Poland's censors let more cameras roll

World-famous director Andrzej Wajda is finally getting to film "Man of Steel." His 1976 "Man of Marble" is showing at last in theaters. And two other Polish movies that had been blocked by censorship are also being screened. These are the results in the film world of Poland's liberalization.

At a January press conference Wajda, Andrzej Chodakowski (producer and assistant director of "Steel Man" and director of the "Workers '80" documentary of last autumn's Gdansk strike) and other filmmakers told reporters the good news.

"Man of Marble" was the study of a Stalinist era hero bricklayer who was lionized by the authorities, then discarded and imprisoned as he naively tried to rescue a buddy who had been framed and jailed by the authorities. Wajda finished it in 1976 and showed it abroad but was barred for several years from screening it in Poland.

Finally, after he reportedly threatened to stay in America and work in Hollywood if the censors did not release his film, "Marble Man" was distributed in Poland last year -- with cuts. The death of the hero in the 1970 Gdansk workers' price riots -- whose victims were never honored until the December 1980 erection of the Solidarity memorial -- could only be hinted at in the film, not made explicit.

Wajda, who has wanted to make a sequel for some time but has been barred from doing so, will now open "Steel Man" with the censored "Marble Man" sequences. The new movie will cover a dozen years (1968- 80) in the life of the Gdansk shipyard worker who is the son of the hero of "Marble Man." The film will have, Wajda says, one of his first "optimistic" endings. It will finish with the Gdansk shipyard gates opening as Solidarity wins permission for an independent union.

In contrast to the closed corridor at the end of "Marble Man," the opening gates will also symbolize, Wajda adds, the feeling his movie team now has of no longer being isolated, but being part of a mass movement.
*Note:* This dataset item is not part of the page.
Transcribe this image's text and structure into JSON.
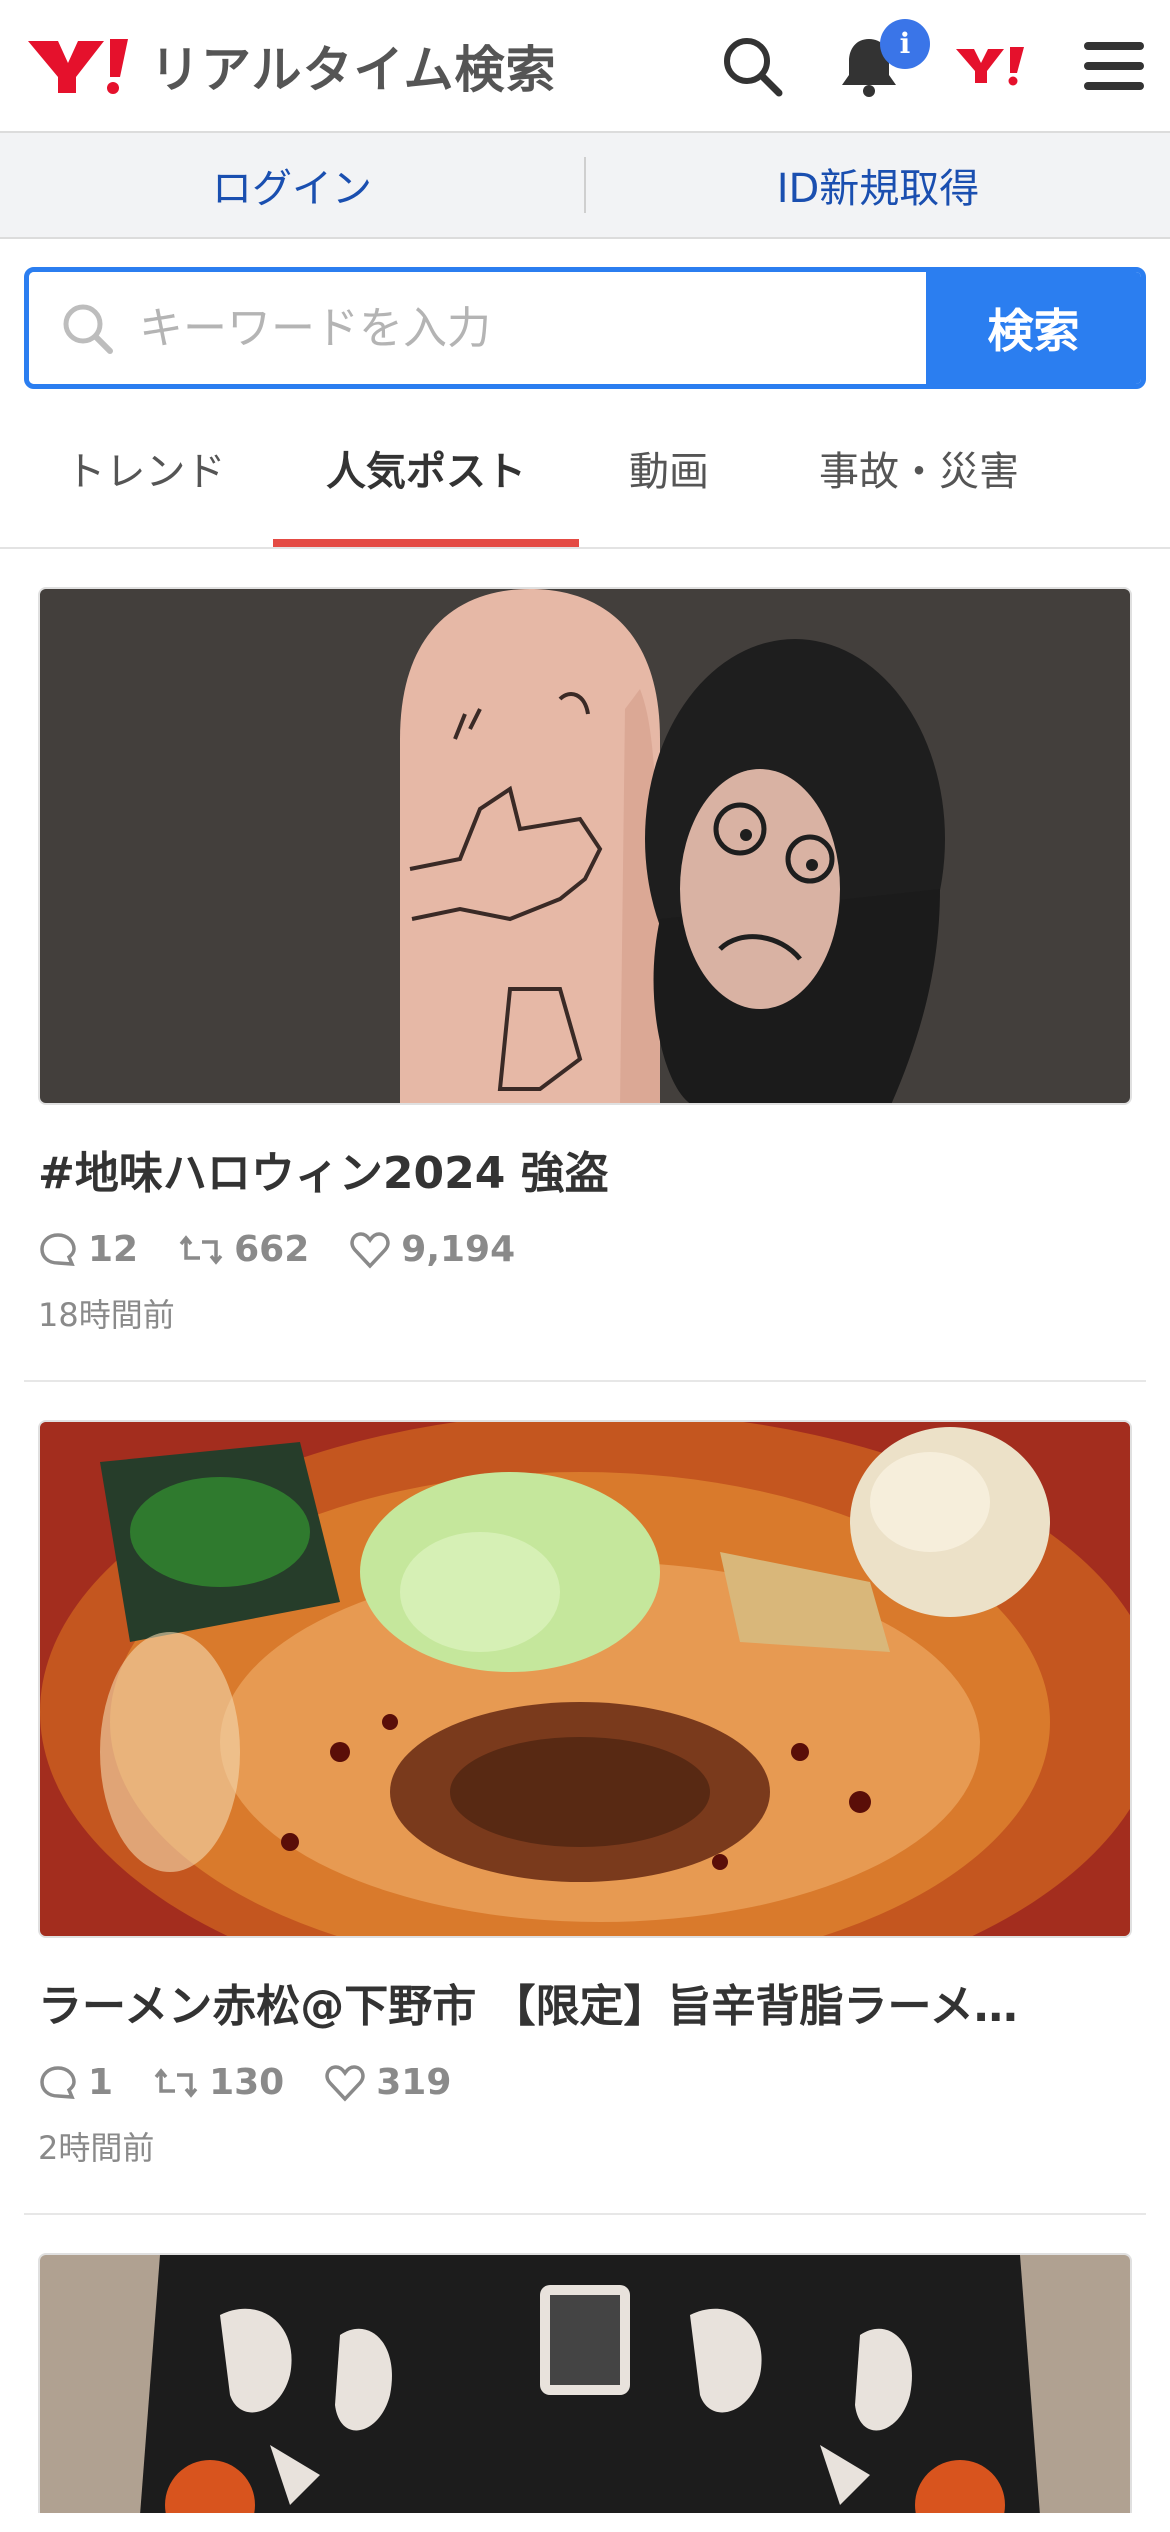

The new movie was given its title by a young Gdansk worker who escorted Wajda to the shipyard strike committee during last August's strike. "When are you going to make 'Man of Steel,'?" the man asked, alluding to the shipyard. The title stuck.

The scenario has already passed its censorship reviews, and Wajda has begun shooting interior scenes in Warsaw. He hopes to make a rush finish of the exterior Gdansk scenes by April.

Like "Marble Man," the film will contain documentary footage. (Wajda will have no difficulty finding this material. The Gdansk negotiations are surely the best recorded in history. Besides "Workers '80" there is a TV documentary, "August," that has still not cleared the censors, plus reels and reels of unused celluloid.) "Man of Steel" will, however, focus on the fictional personal story of the main character.

Other films due to come out of Wajda's studio group in the new climate include several explorations of Stalinist repression by younger directors who grew up in the 1950s: "There was Jazz," "Big Run," and "The Mother of Kings."

Though other movies are being released after censorship holdsups, one film, "Devil," is still encountering opposition. The Roman Catholic Church unofficially censors the movie because of its sex and crime content.

At the press conference Wajda, ever the pugilist, also tackled the issue of the diminishing number of imported Western films. Last year Poland bought 100 Western movies. This year, because of the country's economic problems and a shortage of hard currency, it will buy only 33.

Wajda's double-edged remedy for this would be to have earnings from Polish movies sold in the West finance imports from the West -- with all profits from showings of popular Western movies in Poland then going not to the Ministry of Culture but to those producers and directors (like Wajda) who earn hard currency abroad.

After the press conference one movie fan recounted the disappointment of a 300- strong audience that saw a bootlegged showing of "The Deerhunter." The audience had great hopes: They knew that the Deerhunter had created a "scandal" at the Berlin Film Festival and the Russians had walked out. What they saw on the screen, however, was a Ukrainian -- a Ukrainian! -- wedding, just like all t he folkloric propaganda films they detest in Poland.